Ce qui ressort de nos investigations dans les dépôts d’archives des villes des Romagnes, de la lecture de la correspondance administrative de César, et même de la tradition locale, vivante encore aujourd’hui pour les hommes d’étude, c’est que son mode de gouvernement convenait aux populations des Romagnes. Un écrivain de Pesaro, Carlo Cinelli, conclut ainsi : « Cette région était peut-être celle où César devait être le plus craint et le mieux aimé. Ses façons de faire, son système de gouvernement franc, net, rapide, cruel au besoin, correspondait peut-être au caractère net et hardi de ces énergiques populations des Romagnes. Et là certainement, plus que partout ailleurs, il mit de l’ardeur à réorganiser l’administration des pays conquis, à y établir un gouvernement solide, ferme, une justice d’une exécution rapide et parfois terrible. » Machiavel conclut de même : « Quels que fussent les moyens employés, il avait réussi à pacifier et à unir ce pays avec plus de sécurité qu’il ne l’avait été jusque-là. » Depuis Sinigaglia jusqu’aux portes de Bologne, partout où il entre en vainqueur, son premier soin est d’organiser « bonne et prompte justice. » Nombre de lettres autographes réclament pour ses sujets la rapidité dans les décisions judiciaires. Il frappe en haut et en bas, il donne satisfaction au peuple, qui ne connaît plus l’arbitraire. Sous un tyran nouveau, c’était bien, comme César lui-même se plaisait à le répéter, « l’extinction de la tyrannie[1]. »

Cependant, si on lui laisse les traits qu’il a dans l’histoire, il est impossible de réhabiliter César Borgia.
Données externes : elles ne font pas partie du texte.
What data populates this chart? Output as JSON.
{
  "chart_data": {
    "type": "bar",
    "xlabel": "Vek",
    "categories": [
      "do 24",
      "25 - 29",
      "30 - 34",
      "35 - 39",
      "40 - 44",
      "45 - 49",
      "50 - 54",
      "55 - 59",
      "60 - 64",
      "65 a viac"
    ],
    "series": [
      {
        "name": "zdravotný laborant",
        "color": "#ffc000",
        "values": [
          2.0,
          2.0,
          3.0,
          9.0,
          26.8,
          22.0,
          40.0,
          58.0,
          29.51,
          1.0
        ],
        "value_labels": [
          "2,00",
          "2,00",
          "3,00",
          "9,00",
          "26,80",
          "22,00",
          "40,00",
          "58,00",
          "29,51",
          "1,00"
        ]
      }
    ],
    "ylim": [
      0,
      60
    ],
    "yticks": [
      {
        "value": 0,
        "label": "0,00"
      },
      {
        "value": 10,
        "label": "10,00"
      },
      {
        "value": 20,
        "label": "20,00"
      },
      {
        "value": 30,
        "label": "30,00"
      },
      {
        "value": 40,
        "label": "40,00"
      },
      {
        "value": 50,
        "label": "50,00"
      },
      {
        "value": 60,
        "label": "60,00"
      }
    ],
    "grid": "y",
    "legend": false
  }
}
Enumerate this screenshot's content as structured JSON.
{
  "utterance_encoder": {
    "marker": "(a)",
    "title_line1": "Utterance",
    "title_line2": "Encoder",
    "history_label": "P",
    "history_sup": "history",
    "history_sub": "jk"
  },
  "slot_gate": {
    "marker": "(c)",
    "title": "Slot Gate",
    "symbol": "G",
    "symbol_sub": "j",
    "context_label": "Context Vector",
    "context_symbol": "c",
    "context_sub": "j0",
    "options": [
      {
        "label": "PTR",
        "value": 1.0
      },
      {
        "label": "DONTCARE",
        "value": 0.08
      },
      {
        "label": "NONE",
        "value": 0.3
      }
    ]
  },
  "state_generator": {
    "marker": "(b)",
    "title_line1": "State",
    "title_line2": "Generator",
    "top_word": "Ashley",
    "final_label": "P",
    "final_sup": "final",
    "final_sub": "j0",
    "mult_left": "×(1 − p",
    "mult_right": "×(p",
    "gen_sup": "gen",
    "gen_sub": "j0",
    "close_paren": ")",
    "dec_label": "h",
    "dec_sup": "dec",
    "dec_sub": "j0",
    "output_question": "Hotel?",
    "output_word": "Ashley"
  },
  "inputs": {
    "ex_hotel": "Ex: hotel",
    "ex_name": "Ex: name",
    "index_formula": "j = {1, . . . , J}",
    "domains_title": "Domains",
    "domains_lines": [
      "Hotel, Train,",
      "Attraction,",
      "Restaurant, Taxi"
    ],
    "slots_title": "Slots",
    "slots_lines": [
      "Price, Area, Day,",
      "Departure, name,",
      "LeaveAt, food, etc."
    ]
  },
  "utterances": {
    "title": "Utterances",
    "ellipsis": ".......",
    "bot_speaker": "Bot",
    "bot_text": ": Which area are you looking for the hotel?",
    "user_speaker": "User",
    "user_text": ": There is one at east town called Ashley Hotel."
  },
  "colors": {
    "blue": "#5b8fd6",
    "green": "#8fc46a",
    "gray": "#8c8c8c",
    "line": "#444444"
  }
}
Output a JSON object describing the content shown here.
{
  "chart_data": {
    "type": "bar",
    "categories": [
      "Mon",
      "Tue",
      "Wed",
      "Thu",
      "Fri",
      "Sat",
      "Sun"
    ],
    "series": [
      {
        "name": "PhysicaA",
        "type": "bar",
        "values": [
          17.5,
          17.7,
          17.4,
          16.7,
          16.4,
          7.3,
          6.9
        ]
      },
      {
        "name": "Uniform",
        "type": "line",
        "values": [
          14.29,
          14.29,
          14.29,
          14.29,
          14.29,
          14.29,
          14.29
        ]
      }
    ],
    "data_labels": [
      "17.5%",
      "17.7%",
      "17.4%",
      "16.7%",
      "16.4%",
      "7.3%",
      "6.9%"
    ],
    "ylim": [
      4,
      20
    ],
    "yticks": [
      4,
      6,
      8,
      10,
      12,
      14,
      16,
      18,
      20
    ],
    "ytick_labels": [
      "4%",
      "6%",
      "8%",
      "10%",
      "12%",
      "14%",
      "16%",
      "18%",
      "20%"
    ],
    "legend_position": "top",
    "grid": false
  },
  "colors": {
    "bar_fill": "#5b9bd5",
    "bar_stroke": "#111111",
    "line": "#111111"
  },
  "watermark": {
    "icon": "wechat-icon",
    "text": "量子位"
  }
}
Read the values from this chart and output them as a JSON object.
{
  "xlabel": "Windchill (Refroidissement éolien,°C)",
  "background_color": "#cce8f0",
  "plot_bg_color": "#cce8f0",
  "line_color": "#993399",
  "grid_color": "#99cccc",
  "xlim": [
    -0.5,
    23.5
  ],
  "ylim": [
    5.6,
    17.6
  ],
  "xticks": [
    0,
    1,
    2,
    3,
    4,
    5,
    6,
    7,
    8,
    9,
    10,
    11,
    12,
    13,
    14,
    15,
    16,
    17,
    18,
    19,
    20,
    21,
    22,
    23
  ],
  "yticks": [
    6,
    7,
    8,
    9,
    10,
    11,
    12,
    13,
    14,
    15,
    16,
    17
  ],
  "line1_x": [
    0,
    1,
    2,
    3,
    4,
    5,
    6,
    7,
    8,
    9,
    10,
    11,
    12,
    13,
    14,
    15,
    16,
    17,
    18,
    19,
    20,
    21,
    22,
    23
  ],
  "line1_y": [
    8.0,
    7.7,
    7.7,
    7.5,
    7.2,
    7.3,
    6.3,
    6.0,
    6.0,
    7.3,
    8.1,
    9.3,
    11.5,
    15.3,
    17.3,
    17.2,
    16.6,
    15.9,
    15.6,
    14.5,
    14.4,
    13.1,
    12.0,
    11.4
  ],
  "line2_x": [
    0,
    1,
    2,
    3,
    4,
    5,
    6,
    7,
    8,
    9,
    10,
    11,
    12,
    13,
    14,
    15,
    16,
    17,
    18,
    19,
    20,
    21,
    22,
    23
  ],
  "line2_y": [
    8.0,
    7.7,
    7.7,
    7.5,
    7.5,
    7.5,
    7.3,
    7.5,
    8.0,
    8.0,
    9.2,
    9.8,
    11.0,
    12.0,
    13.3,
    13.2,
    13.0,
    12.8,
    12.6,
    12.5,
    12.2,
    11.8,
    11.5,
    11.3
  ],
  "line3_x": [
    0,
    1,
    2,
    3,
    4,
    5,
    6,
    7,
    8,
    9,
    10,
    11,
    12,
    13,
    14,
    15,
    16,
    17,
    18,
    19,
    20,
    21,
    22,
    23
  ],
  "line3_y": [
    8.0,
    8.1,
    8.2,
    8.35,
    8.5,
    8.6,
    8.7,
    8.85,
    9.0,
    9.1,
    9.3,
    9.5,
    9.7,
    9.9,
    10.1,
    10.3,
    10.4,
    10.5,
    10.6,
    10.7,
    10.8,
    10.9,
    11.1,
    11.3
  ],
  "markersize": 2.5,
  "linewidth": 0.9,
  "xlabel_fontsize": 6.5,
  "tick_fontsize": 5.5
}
Il y a du monstre en lui ; à côté des Sforza, des Malatesta et des Médicis, avec quelques-unes de leurs vertus politiques et de leurs visées hautes, il offre quelque chose de plus décidé dans le crime, il y apporte une résolution plus froide et une impassibilité supérieure. Sa personne aussi parle plus à l’imagination ; elle est unique et rare ; l’historien allemand a raison de le comparera une plante vénéneuse ; plus subtil est le poison qu’elle distille, plus éclatante est la couleur de son feuillage. En face de son élégance, un peu prétentieuse et bizarre, on pense aux bijoux de la renaissance, qui renferment dans une perle « la cantarella » qui tue sans laisser de trace. Précieux, raffiné, plein de contrastes, il y a dans le fils d’Alexandre quelques-uns des

  1. « In primis quod ipso illustrissimus Princeps et Dominas noster dignetur populum ipsum et civitatem Imolæ cum toto ejus districtu et comitatu, cum justicia et misericordia agere et gubernare ac régi et gubernari facere et committere, et eumdem populum et comitatum in pace conservare et a bello et guerra ipsum tueri, defendere manu tenere. » (11 mars 1500. Archives de la ville d’Imola. — Sottomissioni.)